OBJECTIVES: To investigate the role of the SIRT5-PRDX6 axis during the pathogenesis of sepsis-associated acute kidney injury (SA-AKI). METHODS: In vivo and in vitro sepsis models were established to evaluate oxidative stress and inflammatory responses. High-throughput proteomics analysis identified ferroptosis as a key mechanism underlying SA-AKI. The levels of HMOX1, NQO-1, GPX4, ACSL4, Fe^2, IL-1beta, TNF-alpha, MDA, and GSH were measured. SIRT5 knockdown/overexpression experiments were performed in HK-2 cells, and SIRT5-deficient mice were used to explore its regulatory role. Co-immunoprecipitation (Co-IP) and site-directed mutagenesis verified SIRT5-PRDX6 interaction and desuccinylation sites. RESULTS: Ferroptosis was critical in SA-AKI progression. In LPS-induced HK-2 cells, HMOX1, NQO-1, ACSL4, Fe^2, IL-1beta, TNF-alpha, and MDA were significantly increased, whereas GSH and GPX4 were downregulated. Treatment with ferrostatin-1 (Fer-1) attenuated ferroptosis and oxidative damage. SIRT5 decreased in a time-dependent manner following LPS stimulation.
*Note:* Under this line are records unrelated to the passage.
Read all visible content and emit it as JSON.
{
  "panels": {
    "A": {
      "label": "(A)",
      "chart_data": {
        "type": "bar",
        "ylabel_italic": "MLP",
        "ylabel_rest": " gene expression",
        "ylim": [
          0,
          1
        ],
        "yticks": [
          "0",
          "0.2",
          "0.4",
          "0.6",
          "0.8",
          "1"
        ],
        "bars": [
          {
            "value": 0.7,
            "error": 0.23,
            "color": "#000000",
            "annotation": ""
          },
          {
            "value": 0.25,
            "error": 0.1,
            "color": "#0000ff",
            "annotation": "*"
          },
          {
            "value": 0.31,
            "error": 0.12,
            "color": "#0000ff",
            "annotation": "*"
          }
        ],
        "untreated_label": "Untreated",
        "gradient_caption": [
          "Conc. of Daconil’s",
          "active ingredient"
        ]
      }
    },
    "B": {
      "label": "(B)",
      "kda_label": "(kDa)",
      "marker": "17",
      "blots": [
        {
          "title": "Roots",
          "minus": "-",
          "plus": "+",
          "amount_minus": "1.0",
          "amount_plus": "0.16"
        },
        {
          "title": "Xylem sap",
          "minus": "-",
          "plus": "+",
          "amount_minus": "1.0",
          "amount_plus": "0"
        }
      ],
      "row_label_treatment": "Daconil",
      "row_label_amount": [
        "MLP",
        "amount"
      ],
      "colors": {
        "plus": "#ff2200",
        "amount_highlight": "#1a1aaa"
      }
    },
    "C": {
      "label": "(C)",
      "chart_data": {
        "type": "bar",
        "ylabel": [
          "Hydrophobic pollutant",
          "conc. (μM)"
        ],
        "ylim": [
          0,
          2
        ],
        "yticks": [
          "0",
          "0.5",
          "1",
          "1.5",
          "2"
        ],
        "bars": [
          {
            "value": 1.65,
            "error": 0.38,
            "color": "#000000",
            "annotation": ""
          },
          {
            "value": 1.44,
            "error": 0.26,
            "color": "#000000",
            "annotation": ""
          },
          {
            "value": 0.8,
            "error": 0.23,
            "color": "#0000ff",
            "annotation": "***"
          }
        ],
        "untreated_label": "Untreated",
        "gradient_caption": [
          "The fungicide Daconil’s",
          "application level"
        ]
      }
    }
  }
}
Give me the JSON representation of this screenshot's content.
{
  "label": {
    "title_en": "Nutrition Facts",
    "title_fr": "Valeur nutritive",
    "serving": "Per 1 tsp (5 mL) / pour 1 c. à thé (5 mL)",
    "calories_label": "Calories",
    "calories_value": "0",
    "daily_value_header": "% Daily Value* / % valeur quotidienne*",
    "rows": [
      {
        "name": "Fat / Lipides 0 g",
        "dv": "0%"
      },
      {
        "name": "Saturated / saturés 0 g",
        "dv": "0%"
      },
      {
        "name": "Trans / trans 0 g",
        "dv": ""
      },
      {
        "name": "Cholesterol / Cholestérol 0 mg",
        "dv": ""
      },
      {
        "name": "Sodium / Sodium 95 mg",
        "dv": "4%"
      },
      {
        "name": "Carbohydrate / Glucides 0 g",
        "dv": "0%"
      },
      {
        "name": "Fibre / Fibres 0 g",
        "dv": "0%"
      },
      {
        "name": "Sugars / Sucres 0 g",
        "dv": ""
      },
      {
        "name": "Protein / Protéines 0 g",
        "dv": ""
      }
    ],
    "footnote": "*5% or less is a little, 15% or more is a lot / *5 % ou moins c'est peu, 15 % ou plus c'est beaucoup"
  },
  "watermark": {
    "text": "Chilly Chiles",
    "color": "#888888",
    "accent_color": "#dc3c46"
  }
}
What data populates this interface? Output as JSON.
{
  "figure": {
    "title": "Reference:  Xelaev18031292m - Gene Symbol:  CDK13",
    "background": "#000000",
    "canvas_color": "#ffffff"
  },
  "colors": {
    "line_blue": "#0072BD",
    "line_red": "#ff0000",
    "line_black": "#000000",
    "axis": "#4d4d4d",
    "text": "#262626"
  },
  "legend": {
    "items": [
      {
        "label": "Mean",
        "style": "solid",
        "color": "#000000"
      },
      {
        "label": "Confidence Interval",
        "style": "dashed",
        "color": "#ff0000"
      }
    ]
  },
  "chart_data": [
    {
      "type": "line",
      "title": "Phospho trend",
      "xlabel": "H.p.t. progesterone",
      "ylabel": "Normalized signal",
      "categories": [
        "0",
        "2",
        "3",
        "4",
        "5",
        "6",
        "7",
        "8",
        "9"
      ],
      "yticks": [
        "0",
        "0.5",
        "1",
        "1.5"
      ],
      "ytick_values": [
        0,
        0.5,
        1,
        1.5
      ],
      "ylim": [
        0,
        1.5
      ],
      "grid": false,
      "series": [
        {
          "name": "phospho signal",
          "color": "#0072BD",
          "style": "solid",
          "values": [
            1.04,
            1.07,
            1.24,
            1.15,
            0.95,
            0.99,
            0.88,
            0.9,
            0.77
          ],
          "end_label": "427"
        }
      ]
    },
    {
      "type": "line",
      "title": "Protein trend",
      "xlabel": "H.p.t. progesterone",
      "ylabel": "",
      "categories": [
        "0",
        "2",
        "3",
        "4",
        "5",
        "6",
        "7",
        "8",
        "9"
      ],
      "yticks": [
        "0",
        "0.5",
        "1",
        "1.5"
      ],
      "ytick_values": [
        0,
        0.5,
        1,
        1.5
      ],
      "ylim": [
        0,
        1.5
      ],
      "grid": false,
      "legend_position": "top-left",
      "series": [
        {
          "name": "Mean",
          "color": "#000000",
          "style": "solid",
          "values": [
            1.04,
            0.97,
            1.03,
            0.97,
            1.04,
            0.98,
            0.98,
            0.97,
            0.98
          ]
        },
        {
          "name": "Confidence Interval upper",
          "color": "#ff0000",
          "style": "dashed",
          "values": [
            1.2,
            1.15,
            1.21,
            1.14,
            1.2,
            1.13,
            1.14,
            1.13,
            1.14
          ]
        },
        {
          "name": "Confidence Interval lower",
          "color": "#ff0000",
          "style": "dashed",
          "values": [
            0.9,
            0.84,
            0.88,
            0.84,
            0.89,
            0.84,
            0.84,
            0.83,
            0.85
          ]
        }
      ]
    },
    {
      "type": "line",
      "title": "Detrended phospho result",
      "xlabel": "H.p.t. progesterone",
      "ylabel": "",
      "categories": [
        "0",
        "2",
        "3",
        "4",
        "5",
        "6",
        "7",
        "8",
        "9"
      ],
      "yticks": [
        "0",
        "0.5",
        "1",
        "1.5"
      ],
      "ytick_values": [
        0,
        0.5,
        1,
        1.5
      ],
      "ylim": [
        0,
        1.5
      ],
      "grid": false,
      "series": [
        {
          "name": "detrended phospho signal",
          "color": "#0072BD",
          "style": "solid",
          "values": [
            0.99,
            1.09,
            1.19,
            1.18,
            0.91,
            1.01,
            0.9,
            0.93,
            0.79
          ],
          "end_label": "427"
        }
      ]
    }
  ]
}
SIRT5 knockdown exacerbated LPS-induced ferroptosis, whereas SIRT5 overexpression suppressed it. SIRT5 activation alleviated AKI in mice, whereas SIRT5 deficiency aggravated it. Mechanistically, SIRT5 desuccinylated PRDX6 at lysine 209, thereby inhibiting inflammatory and oxidative stress responses, attenuating ferroptosis, and ultimately ameliorating renal injury. CONCLUSION: The SIRT5-PRDX6 axis regulates SA-AKI pathogenesis by modulating ferroptosis and represents a novel potential therapeutic target.